Mosca et al. identified a gain-of-function (GoF) S937G variant in the KCNT1 gene (encoding the K_Na1.1 channel) in a girl with drug-resistant focal seizures, developmental delay, and behavioral disorders. Functional analysis using patch-clamp on transfected CHO cells confirmed the GoF phenotype. In vitro electrophysiology demonstrated that fluoxetine significantly reduced the aberrant current. Subsequently, fluoxetine administration in the patient led to sustained EEG improvement and seizure cessation, alongside behavioral and cognitive benefits, suggesting its potential as a precision therapy for KCNT1-related GoF epilepsies.

Nissenkorn et al. explored donepezil, an acetylcholinesterase inhibitor, as a potential therapy for developmental encephalopathy and autism caused by GoF mutations in KCNQ2/3 genes (Kv7 channels). In vitro studies on mouse hippocampal neurons showed donepezil reduced M-current density and increased firing frequency. A 12-month trial in four children with KCNQ2/3 GoF variants demonstrated improvements in cognitive and autistic features, suggesting donepezil repurposing as a novel treatment.

Manville, Block, et al. characterized a novel KCNB1 variant (p.S114R) in the Kv2.1 channel N-terminal region, identified in siblings with neurodevelopmental disorders. Two-electrode voltage clamp in Xenopus oocytes revealed slowed channel activation, deactivation, and inactivation, resulting in increased net current. Detailed clinical phenotyping provided strong genotype-phenotype correlation.

Manville, Illeck, et al. functionally analyzed two KCNB1 variants (P385L and P385T) in the extracellular loop preceding Kv2.1 S6. Two-electrode voltage clamp in Xenopus oocytes showed both variants caused a near-complete loss of function, both when expressed alone and when co-expressed with wild-type Kv2.1. Detailed clinical descriptions strengthened genotype-phenotype correlations.

Bernhard et al. investigated a novel KCNC3 variant (p.E675K) in a patient with atypical spinocerebellar ataxia type 13. Electrophysiology in Xenopus oocytes indicated a loss-of-function characterized by reduced current amplitude and increased cumulative inactivation, without a dominant-negative effect typical of other SCA13 variants. In vitro drug testing yielded no positive modulators. Detailed clinical data provided insights into this rare presentation.

Filareto et al. focused on personalized pharmacological strategies for drug-resistant pediatric epilepsy due to K⁺ channel variants. Functional analysis of missense variants in Kv7.2, Kv7.3, Kv3.1, and K_Na1.1 channels revealed loss-of-function for Kv7 variants and gain-of-function for Kv3.1/K_Na1.1 variants. Gabapentin reversed Kv7 loss-of-function in vitro, while fluoxetine counteracted Kv3.1/K_Na1.1 gain-of-function. Subsequent treatment of patients based on these findings showed significant clinical improvements.
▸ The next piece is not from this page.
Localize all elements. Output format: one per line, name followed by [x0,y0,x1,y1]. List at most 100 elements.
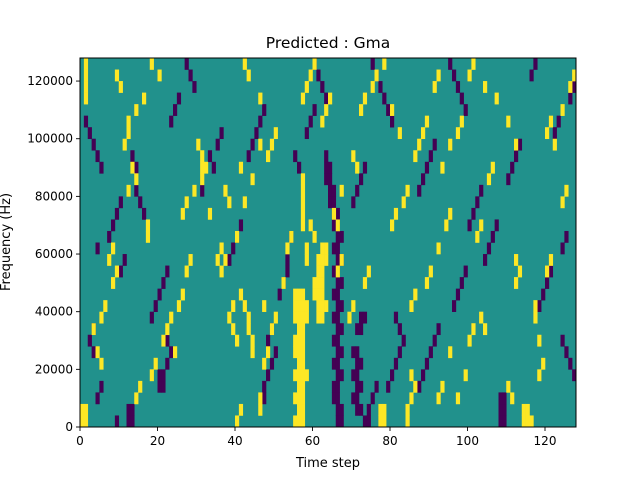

Faulkner et al. highlighted the central role of Kv3 voltage-gated K⁺ channels in various neurological and psychiatric disorders. Given their functional properties and neuronal expression, Kv3 channels are proposed as promising drug targets, currently lacking specific clinical modulators.

Rajkumar et al. proposed K⁺ channels as potential therapeutic targets in non-Mendelian psychiatric syndromes, particularly Post-traumatic Stress Disorder (PTSD). Evidence from animal models suggests the involvement of multiple K⁺ channel families in PTSD-like phenomena, suggesting that developing effective and safe channel modulators could significantly advance PTSD management.